If you do think you want to reach for a higher level of technical skill here’s something to think about. A job of the photographer is to control the variables within the frame. Everything within that viewfinder is your absolute responsibility. No excuses allowed. If the angle isn’t right; you move or you move your subject. If the light isn’t right, change it. If the exposure isn’t right, it should be. You are also responsible for working within the physical constraints of everything within the frame. If you can’t change it you have to work around it. If there are a hundred people on set you are in charge of making sure that they are exactly where you want them to be when you trip the shutter.
Everything falls into two basic categories; things you can change and things you can’t. You can control you’re shutter speed, aperture, and usually ISO to a point. You can control when you take the photo. That ‘Decisive Moment’ that Cartier-Bresson talked about. Perhaps you can control where you stand, camera height, and camera angle. Flashes and lights can be moved and adjusted. There’s a thousand and one things you can influence. Choose wisely.
Then there are those things you can’t control. Weather, unexpected gear failure, people being late, etc. While you may not be able to really change those things you can usually find a way to work around them if you thing about it. Experience helps ease the process, but you only get the experience by dealing with the issue at some point.
A professional (not just identified by being paid, but by being skilled) controls the things they can control and doesn’t let the things out of their control, control them. Once you let the uncontrollable things take over, you have lost control of your set. If the sun is too bright and contrasty you find shade. If it’s raining you get under cover or inside. You have a backup plan, even if you don’t really know what it is you can make one on the fly. Maybe you have a cheap sync cord for when your pricey radio triggers fail. No matter what, you work around the problems so that they aren’t problems. Perhaps it’s knowing that it’s best to reschedule if possible instead of wasting more resources. No matter what though, you stay in control.

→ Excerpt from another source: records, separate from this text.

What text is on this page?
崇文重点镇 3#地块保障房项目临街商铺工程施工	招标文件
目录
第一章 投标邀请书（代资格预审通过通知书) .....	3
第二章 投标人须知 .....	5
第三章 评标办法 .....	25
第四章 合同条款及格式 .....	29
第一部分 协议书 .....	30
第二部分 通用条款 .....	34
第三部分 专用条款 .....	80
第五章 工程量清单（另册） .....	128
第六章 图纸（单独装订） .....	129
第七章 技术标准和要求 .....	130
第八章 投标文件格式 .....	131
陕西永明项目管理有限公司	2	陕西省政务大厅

Don’t take this to mean that you have to be a master of every single nuance involved in a shoot. If you’re a travel photographer you’re not expected to fly the plane to get to your destination. Would anyone hire the pilot to take the photographs? But you are expected to gather the people around you that will fill in your weaknesses better than you ever could. You stay in control of you shoot by making sure others are controlling the variables for you. If you try to extend beyond your skill set, you start to loose control again. If you want to learn web design then by all means take the time to do it. If you want a well designed site to promote you photography by next week then you may want to pay someone to do it while you learn on your own. Otherwise you loose control over the quality of the presentation of your photography work because you didn’t work around your lack of skill in building websites.
As your skill set as a photographer expands and improves, so does the amount of things you can control. Late models or assistants aren’t an issue because you’ve built a reliable team; you know how much light you need and where you need it, you already know secondary places to go if something happens at your primary location. You’ve seen trouble and you’ve beaten it. You have the confidence to do it again without breaking a sweat. The average Joe that dropped the cost of a used car so he could have a ‘cool’ camera would be frustrated and clueless. The camera couldn’t outwit the situation for him.
So, plain and simple; learn control. Once you have control you expand the limits of creativity.